I’m just saying maybe we don’t need so much coverage so quickly so focused on the bad guy. Maybe we write about the good guys, like Daly did. Maybe we just have a little less coverage and spaced out a little more. Right now, 1/2 of what you read about this event is going to turn out to be false anyway. Why are we so desperate to study rumors? Do we really need to watch more completely uninformative aerial footage of hospitals and cars with blinking lights while reporters desperately peddle rumors, guesses, and ignorant analysis? Within a couple of weeks we will likely have a much clearer account of what happened and–to the extent that it is possible–why. If you can’t wait that long to learn the facts, then you may want to examine your own motives. Is it concern for the victims and for possible future victims? Or is it just tragedy voyeurism (using the horrific details of tragedy just to titillate) or outrage porn (turning tragedy into fuel for your pre-existing political self-righteousness)?
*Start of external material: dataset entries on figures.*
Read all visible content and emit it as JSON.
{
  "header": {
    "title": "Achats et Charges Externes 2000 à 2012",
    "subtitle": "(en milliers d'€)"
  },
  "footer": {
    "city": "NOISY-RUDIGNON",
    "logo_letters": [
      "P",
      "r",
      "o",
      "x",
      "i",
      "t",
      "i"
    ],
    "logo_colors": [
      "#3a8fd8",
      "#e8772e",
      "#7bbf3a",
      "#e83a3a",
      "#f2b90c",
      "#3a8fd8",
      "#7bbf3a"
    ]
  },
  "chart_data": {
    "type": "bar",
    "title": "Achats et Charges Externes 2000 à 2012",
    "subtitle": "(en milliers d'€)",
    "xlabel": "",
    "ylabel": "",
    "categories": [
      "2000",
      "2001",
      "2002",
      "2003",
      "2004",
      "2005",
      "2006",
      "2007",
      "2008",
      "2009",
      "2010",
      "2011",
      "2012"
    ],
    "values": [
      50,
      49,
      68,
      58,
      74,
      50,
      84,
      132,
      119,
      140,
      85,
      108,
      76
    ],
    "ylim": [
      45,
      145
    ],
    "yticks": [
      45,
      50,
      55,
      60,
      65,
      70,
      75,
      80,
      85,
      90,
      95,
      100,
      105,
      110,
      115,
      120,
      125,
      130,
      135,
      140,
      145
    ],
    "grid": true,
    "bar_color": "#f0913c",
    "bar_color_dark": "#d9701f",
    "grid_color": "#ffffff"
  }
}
Stop rewarding murderers. Start rewarding courage.
Less inspiring, and involving salty language, but this comic follows the same logic about media coverage:
http://nonadventures.com/2015/06/20/the-some-of-all-fears/
Insofar as anything can deal directly with such tragedies and still help us to feel the detachment necessary to appreciate humor, I found it grimly amusing.
Exactly. The most perverse example of this was when NBC aired the Virgnia Tech shooter’s video instead of sending it right to the FBI. Of course that decision was market-driven, so we have to change as a culture away from narcissism and ambulance chasing. David Brooks was on NPR this week talking about how desire for fame has become a primary motivator for young people today. Mix that with some phychotropic drugs, witnessing and committing tens of thousands of simulated murders while growing up, easy access to firearms and little to no moral guidance on the value of life and we have what we have.
Agreed. I have yet to see a picture of the shooter in this event, and I hope it stays that way. Meanwhile, the Daily Beast article about Chris Mintz is all over my social media feeds.